Morris Eaves, 1944–2024
Like Morris’s other friends, I find it hard to believe that his wonderful intelligence, energy, and humor are gone.
Like any other close partnership, co-editing involves problems in decision-making that must be worked out. A journal, however modest its beginnings, develops an ethos beyond the separate identities of its editors. One issue we had to address was whether our publication ought to have a particular view about the type of work we wanted to publish, or whether it should welcome all takes on Blake. By temperament, both of us wanted it to be open to all comers.
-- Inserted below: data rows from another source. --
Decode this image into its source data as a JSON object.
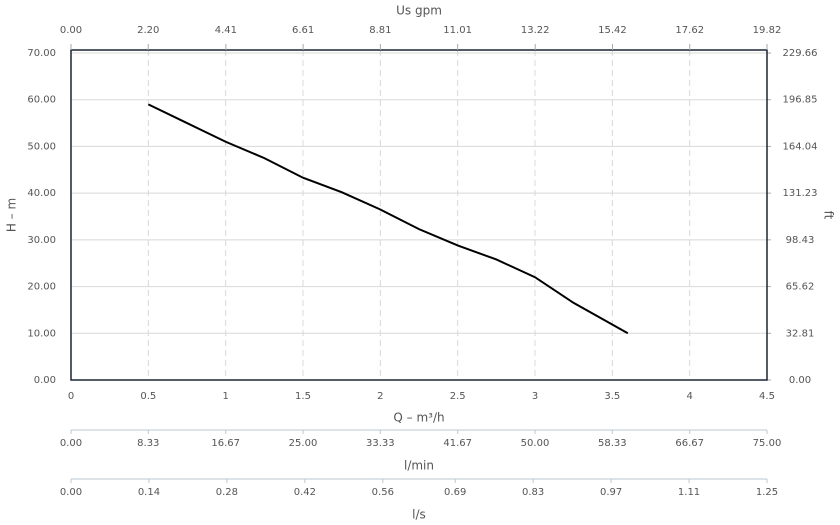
{
  "chart_data": {
    "type": "line",
    "xlabel": "Q – m³/h",
    "ylabel": "H – m",
    "y2label": "ft",
    "x": [
      0.5,
      0.75,
      1.0,
      1.25,
      1.5,
      1.75,
      2.0,
      2.25,
      2.5,
      2.75,
      3.0,
      3.25,
      3.6
    ],
    "values": [
      59,
      55,
      51,
      47.5,
      43.3,
      40.2,
      36.5,
      32.3,
      28.8,
      25.8,
      22,
      16.5,
      10
    ],
    "color": "#000000",
    "xlim": [
      0,
      4.5
    ],
    "xticks": [
      0,
      0.5,
      1,
      1.5,
      2,
      2.5,
      3,
      3.5,
      4,
      4.5
    ],
    "ylim": [
      0,
      70
    ],
    "yticks": [
      {
        "value": 0,
        "label": "0.00"
      },
      {
        "value": 10,
        "label": "10.00"
      },
      {
        "value": 20,
        "label": "20.00"
      },
      {
        "value": 30,
        "label": "30.00"
      },
      {
        "value": 40,
        "label": "40.00"
      },
      {
        "value": 50,
        "label": "50.00"
      },
      {
        "value": 60,
        "label": "60.00"
      },
      {
        "value": 70,
        "label": "70.00"
      }
    ],
    "y2lim": [
      0,
      229.66
    ],
    "y2ticks": [
      {
        "value": 0,
        "label": "0.00"
      },
      32.81,
      65.62,
      98.43,
      131.23,
      164.04,
      196.85,
      229.66
    ],
    "grid": true,
    "top_axis": {
      "label": "Us gpm",
      "lim": [
        0,
        19.82
      ],
      "ticks": [
        {
          "value": 0,
          "label": "0.00"
        },
        {
          "value": 2.2,
          "label": "2.20"
        },
        4.41,
        6.61,
        8.81,
        11.01,
        13.22,
        15.42,
        17.62,
        19.82
      ]
    },
    "bottom_axes": [
      {
        "label": "l/min",
        "lim": [
          0,
          75
        ],
        "ticks": [
          {
            "value": 0,
            "label": "0.00"
          },
          8.33,
          16.67,
          {
            "value": 25,
            "label": "25.00"
          },
          33.33,
          41.67,
          {
            "value": 50,
            "label": "50.00"
          },
          58.33,
          66.67,
          {
            "value": 75,
            "label": "75.00"
          }
        ]
      },
      {
        "label": "l/s",
        "lim": [
          0,
          1.25
        ],
        "ticks": [
          {
            "value": 0,
            "label": "0.00"
          },
          0.14,
          0.28,
          0.42,
          0.56,
          0.69,
          0.83,
          0.97,
          1.11,
          1.25
        ]
      }
    ]
  }
}
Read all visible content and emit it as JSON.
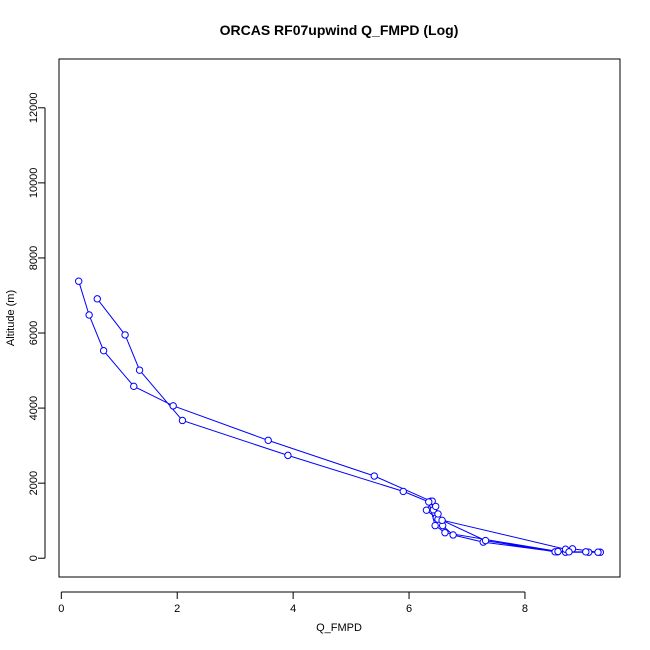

We also agreed on especially encouraging junior scholars so that the editorial comments we sent would be helpful to them, and we wanted to keep a relatively low backlog so our authors would not regard their published work as dating from some past life.
Morris had some typical locutions. I can hear him now. “Paley, if you don’t vote for Jimmy Carter, our friendship is at an end.” Fortunately, I had already decided to vote for him. “Paley, your best self didn’t write this letter.” It hadn’t. I wrote a new one.
A brilliant scholar and critic, Morris presented the new as if it were familiar and the familiar as if it were new. Who else would expound the epistemology and aesthetics of printmaking with a projection of a dollar bill?
Morris and Georgia were wonderful cooks and intrepid explorers of restaurants, and they engaged their friends deeply in the Sublime of Food. They also led us to watch plays in theaters high and low. I remember watching one with them from the floor of a pub in London that was so far west it was literally off the map.
Morris knowingly gave free rein to his soft Louisiana accent, and his discourse was densely laced with language of a kind I hadn’t heard since my schoolyard days in the Bronx. But I wasn’t taken in. Did I somehow know that he was going to enrich my life for the next fifty-three years?